RICHARD WALKER / RWALKER@STARBULLETIN.COM
The artist Zakka, top, and his wife, Rae Huo, hold Zakka's vinyl-toy creation, Miao, behind stacks of boxes of the toy, which also comes with Miao's companion, Mousubi.
Artist tries luck with age-old cat
This decade may one day be remembered as the era of the makeover, with everything that could be refreshed, retouched or re-engineered -- from computers to vegetables to human bodies -- sculpted, colorized, modified, glamorized or otherwise improved for maximum visual appeal.
One thing that seemed tamper-proof was the maneki neko, or Japanese lucky cat that has been a fixture in homes and businesses here for at least a century. The figurine has one paw raised in a beckoning motion to summon money and/or luck. About the only innovation in the cat's design over the years has been the introduction of the battery-powered arm, perhaps for those who wanted to speed up the process of getting lucky.
Now, Zakkamono has come up with a version of the maneki neko for the vinyl toy generation, in the form of a stout, 7-inch blue cat named Miao. Zakka, a local artist, had long been a collector of comics, books and wind-up toys, "anything visual," he said, before moving onto vinyl toys at the beginning of the movement, about 15 years ago. Watching friends develop their own toys provided the catalyst for his own ambition.
"It had been in the back of my mind for quite a while," he said. "Seeing the transformation from 2-D to 3-D appealed to me."
COURTESY RAE HUO
Zakka with tokidoki creator Simone Legno, whose artwork graces Miao.
He came up with the cat form, and perhaps like all creators, he didn't want Miao to be lonely, so he designed a companion, Mousubi -- part mouse, part musubi. The two are packaged together for $80, and have already accompanied Zakka and his wife, photographer Rae Huo, to Tokyo and Hong Kong, where the toys have been photographed at markets and various sightseeing sites, the seed of a photo book and other fun, visual projects to come, solo and in collaboration with other artists.
Inspired by the D.I.Y., or do-it-yourself ethic, Miao was purposely designed as a blank platform that would allow other artists to add their own aesthetic to the design.

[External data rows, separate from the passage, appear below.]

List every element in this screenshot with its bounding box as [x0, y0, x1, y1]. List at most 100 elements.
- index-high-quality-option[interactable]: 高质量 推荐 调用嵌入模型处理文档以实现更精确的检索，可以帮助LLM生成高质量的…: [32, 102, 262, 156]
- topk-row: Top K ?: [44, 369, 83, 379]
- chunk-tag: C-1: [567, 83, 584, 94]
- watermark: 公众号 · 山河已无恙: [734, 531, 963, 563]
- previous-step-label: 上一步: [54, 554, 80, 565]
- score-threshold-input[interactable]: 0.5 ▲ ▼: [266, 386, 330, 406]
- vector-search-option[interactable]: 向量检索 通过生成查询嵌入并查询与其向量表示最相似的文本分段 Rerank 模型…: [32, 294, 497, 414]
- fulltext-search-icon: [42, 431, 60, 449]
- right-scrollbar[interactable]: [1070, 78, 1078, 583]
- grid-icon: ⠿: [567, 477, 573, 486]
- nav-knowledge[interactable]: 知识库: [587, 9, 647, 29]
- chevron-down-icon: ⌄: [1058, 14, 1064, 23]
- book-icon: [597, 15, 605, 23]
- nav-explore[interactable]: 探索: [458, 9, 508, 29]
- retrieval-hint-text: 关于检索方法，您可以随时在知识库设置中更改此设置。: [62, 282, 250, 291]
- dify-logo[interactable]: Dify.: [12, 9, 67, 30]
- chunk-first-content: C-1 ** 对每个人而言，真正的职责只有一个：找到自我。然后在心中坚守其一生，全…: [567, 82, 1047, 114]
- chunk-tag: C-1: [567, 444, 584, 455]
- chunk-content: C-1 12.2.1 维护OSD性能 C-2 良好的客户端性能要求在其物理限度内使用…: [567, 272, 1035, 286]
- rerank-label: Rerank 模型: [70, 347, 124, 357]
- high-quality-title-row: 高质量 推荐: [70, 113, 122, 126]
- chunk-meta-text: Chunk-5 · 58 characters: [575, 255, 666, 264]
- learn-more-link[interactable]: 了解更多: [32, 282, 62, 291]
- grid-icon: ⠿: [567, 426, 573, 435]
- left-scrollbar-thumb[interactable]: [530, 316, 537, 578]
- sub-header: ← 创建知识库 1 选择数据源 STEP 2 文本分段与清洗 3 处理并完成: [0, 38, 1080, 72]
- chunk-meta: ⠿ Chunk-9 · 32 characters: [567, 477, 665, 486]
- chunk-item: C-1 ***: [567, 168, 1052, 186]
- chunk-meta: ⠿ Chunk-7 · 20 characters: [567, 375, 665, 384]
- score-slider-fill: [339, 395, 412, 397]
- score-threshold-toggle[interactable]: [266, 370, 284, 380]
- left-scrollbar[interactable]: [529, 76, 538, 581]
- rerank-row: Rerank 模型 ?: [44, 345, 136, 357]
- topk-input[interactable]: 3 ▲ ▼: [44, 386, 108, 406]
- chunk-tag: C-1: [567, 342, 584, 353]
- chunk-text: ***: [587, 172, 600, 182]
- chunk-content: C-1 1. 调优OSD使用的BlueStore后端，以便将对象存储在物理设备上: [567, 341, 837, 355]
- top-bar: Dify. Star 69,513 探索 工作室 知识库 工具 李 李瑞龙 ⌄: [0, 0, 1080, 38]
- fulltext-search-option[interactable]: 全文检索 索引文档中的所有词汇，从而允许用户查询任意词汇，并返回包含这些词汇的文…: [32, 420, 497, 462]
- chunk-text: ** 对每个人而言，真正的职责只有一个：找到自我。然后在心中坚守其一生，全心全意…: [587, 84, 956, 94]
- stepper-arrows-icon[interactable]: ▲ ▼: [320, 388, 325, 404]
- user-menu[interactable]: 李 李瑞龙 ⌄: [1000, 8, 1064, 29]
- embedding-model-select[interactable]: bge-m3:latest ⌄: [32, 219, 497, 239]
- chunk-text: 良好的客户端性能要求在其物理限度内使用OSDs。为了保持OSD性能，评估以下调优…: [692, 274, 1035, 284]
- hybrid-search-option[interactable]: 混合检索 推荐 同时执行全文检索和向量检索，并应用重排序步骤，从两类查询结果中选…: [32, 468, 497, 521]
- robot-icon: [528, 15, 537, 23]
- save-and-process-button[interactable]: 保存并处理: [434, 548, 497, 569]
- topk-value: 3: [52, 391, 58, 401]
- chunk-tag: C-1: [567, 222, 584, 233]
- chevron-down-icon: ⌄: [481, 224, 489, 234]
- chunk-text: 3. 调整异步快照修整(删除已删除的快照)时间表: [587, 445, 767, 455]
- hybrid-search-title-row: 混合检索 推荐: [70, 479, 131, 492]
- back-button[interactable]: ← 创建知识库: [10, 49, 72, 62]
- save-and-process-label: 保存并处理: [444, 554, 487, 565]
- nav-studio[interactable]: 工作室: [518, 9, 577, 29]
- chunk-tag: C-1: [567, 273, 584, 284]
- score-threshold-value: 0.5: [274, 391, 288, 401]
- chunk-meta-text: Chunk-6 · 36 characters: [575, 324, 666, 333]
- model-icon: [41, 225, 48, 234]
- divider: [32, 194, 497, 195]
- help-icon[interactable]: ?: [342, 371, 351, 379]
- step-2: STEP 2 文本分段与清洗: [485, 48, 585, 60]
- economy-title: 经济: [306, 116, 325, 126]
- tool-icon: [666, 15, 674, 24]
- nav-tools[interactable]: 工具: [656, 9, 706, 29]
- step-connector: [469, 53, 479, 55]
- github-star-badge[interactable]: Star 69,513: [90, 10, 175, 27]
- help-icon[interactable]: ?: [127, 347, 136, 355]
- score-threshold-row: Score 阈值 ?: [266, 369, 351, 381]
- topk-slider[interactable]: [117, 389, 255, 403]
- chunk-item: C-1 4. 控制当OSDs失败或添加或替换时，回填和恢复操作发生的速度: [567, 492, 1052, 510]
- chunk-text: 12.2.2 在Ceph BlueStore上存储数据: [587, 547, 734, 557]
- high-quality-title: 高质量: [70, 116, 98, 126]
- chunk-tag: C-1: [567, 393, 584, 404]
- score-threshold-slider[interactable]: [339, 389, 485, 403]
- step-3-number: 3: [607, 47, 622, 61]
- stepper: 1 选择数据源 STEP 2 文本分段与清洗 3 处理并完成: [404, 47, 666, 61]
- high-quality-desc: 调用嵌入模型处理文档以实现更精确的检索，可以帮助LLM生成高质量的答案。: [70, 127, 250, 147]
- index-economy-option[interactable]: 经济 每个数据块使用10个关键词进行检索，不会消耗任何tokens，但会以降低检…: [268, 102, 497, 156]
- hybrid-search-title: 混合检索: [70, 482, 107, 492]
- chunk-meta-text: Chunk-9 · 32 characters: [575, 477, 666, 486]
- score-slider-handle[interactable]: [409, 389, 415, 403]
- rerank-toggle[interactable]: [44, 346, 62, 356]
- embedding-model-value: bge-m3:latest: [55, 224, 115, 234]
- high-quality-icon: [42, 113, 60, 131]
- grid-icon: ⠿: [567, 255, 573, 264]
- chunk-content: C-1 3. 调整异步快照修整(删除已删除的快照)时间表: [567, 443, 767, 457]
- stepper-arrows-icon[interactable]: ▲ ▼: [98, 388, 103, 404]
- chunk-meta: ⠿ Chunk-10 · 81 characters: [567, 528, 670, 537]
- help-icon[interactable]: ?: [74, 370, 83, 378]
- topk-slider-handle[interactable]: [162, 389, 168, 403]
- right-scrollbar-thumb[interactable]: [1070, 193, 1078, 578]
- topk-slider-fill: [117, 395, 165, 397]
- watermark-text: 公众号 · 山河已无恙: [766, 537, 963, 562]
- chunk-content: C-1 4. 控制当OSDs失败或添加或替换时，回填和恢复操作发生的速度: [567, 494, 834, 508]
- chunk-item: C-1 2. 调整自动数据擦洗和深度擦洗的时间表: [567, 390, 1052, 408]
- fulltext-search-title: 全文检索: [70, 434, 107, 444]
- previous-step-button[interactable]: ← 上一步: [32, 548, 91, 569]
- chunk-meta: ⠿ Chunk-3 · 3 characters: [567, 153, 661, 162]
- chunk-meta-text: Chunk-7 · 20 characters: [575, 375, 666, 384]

The first enlisted was tokidoki creator Simone Legno, who's visited Hawaii several times over the past two years, the last time for a June 7 appearance at Nordstrom.
"Simone's an exceptional artist, and so friendly and giving," Zakka said.
"He has a passion for Japanese things, so right off the bat, when he saw it was a maneki neko, he got it."
Zakka and Huo plan to put Miao into the hands of 50 artists around the world to create a collaborative show at Subtext in San Diego this fall. It's a way of taking art out of traditional galleries for a new generation of fans who want, and expect, interaction with their heroes. The couple had observed over the years as hundreds lined up for a minute or two with Legno and other artists at signing events around town.
"Traditionally, artists have just been in the studio, working by themselves, Zakka said. "The artists in this world grew out of the street art scene. They're highly visible and keenly aware of the public in the things they do. Street art has become a force on the Internet and people have become more receptive to it."
Miao and Mousubi would fit into the category of toys not intended for children but for the childish spirit within adults. For Zakka and Huo, the challenge of developing the two figures fit with their philosophy of making the most of life.
"It's part of living fully," Huo said. "Zakka always says I have a sense of awe about the world. Everything is so interesting to me, like for a child. Everything is new and exciting. We never want to lose that sense of wonderment."
Miao and Mousubi and be found at Zakkamono.com and at Split Obsession in the Koko Marina Shopping Center.